By |2017-05-23T15:42:01-08:00July 16th, 2014|Blog|0 Comments

The purpose of portfolio management is to select a set of projects that best fits the company strategy. However, ask three senior executives in your organization for the company’s strategy, and you may well hear three different answers—if you get any answers at all. Strategy, it turns out, is an elusive beast, especially the well-crafted, unambiguous strategy that says explicitly what the organization hopes to accomplish.

We discuss well-crafted strategies, and how to create them, in much more detail in our post on innovation strategy. There, we outline a method to build a strategy in collaboration with the executive team. But if the strategy isn’t self-evident, and you’re not in a position to facilitate a strategic planning workshop, what can you do?

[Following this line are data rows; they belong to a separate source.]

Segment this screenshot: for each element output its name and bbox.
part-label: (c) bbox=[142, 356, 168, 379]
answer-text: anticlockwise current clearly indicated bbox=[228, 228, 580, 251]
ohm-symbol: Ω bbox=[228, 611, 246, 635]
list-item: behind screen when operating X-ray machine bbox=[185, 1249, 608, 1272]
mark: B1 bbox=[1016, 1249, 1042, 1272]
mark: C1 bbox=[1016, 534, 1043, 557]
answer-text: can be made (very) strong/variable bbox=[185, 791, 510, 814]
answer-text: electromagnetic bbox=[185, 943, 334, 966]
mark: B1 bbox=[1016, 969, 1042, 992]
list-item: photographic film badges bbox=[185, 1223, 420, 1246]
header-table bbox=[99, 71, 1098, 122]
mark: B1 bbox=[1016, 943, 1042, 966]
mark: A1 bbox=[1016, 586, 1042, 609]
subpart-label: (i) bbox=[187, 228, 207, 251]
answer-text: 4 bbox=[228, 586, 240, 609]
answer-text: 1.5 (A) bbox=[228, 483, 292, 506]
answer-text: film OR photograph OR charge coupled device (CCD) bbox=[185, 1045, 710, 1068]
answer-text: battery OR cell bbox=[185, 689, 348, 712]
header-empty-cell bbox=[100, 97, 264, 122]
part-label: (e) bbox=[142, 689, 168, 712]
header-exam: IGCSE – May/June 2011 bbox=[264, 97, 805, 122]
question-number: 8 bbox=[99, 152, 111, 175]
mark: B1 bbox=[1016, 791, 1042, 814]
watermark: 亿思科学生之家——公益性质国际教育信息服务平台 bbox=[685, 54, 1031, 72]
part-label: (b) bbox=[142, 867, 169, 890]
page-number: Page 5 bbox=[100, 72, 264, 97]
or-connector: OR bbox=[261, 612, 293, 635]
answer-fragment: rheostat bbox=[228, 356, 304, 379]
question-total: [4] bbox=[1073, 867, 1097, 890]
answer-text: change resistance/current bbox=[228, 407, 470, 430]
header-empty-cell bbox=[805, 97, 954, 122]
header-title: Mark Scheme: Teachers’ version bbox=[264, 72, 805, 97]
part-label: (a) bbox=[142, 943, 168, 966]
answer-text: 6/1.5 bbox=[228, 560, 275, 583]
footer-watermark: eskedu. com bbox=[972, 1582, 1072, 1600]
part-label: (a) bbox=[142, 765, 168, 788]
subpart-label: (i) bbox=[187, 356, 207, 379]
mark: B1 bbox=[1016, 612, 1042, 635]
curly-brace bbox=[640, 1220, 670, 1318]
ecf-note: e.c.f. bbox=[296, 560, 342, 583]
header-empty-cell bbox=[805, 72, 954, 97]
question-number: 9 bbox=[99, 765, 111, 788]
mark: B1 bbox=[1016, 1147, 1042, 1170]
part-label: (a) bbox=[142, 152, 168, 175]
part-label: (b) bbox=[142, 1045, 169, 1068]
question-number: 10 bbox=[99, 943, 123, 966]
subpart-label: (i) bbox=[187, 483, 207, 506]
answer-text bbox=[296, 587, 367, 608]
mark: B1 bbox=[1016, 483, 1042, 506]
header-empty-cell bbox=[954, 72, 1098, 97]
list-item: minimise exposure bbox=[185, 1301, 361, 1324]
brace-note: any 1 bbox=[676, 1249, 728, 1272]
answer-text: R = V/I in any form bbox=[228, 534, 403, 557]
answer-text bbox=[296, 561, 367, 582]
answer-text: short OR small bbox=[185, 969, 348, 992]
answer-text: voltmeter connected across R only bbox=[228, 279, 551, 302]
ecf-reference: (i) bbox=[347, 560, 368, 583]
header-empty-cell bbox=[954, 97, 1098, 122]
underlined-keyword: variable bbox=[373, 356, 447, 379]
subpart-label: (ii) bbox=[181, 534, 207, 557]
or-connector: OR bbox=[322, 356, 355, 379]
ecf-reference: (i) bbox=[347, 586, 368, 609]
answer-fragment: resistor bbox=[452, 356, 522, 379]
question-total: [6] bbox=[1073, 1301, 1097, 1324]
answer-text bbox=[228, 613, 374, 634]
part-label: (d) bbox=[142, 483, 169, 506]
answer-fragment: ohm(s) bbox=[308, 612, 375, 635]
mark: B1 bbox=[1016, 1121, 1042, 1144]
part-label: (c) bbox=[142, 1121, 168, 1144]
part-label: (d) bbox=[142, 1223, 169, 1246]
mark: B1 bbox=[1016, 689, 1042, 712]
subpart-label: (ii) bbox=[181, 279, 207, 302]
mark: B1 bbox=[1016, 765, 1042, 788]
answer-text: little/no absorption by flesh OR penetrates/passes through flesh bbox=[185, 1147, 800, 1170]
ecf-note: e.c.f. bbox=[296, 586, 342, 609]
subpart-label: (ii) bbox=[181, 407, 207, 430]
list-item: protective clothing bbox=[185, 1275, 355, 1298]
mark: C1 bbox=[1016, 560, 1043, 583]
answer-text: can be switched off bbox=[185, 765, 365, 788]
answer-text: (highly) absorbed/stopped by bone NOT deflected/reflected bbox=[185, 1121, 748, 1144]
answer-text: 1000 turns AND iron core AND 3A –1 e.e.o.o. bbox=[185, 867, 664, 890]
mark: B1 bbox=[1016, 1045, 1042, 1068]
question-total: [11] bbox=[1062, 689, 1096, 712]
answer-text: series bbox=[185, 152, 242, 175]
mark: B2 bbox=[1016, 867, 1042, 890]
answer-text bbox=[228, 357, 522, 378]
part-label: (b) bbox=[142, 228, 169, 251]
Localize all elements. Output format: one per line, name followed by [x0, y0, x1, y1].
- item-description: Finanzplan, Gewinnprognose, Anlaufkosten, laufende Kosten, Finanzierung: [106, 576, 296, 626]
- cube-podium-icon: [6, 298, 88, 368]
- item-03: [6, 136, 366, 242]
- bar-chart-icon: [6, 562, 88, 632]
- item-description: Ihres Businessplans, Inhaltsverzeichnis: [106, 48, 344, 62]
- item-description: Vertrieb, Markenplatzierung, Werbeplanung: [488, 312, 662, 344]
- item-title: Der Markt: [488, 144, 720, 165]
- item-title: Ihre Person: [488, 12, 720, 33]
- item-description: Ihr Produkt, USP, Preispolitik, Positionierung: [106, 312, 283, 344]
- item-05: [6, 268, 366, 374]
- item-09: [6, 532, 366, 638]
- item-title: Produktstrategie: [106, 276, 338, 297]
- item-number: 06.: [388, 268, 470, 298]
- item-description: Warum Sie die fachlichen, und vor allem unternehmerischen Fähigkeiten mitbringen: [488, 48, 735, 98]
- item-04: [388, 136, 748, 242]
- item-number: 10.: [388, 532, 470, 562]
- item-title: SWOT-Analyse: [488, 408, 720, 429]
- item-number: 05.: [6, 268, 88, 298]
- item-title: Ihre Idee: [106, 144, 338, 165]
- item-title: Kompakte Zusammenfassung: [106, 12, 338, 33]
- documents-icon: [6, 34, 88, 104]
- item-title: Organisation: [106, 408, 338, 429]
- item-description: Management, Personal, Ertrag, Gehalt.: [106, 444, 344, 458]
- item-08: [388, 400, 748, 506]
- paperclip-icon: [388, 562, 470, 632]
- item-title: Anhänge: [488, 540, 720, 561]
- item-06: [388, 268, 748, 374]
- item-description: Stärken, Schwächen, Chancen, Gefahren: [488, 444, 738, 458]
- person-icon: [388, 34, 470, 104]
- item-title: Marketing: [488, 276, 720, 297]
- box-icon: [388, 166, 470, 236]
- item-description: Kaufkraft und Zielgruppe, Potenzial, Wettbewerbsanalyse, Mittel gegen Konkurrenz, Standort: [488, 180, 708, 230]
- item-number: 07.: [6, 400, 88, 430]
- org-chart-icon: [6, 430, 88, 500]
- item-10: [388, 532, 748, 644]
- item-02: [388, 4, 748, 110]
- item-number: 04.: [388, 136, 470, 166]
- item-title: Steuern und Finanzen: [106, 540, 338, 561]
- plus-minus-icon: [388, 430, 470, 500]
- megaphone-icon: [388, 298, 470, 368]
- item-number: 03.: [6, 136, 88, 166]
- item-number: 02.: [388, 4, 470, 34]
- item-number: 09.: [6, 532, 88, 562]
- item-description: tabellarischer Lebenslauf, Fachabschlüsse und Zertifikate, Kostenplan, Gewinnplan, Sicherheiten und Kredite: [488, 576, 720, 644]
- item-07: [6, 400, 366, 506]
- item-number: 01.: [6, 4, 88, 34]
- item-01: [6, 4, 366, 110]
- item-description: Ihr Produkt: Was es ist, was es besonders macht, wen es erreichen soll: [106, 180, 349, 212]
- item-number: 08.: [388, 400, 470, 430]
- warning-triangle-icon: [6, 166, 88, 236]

One possibility is finding the strategy hidden in (inferred by) your existing R&D portfolio. Assume (pretend?) that your portfolio is driven by a concrete, actionable strategy. Then ask and answer a series of questions to discern the driving strategy. You craft this inside-out strategy from the bottom up, rather than from the top down, so begin with an inventory of the activities R&D is currently engaged in:

  • Where are you spending money in R&D today?
  • Which projects have been guaranteed funding? How much, and for how long?
  • What non-R&D activities also compete for funds from the same sources?

It’s important to create as comprehensive a catalog as you can. Don’t make the mistake of omitting maintenance projects, IT initiatives, or infrastructure projects; if they compete for funding, they should be included in the “hidden strategy” exercise. As you compile your list of current projects, you might be surprised (or not) to find redundant initiatives and projects that many thought were cancelled still limping along.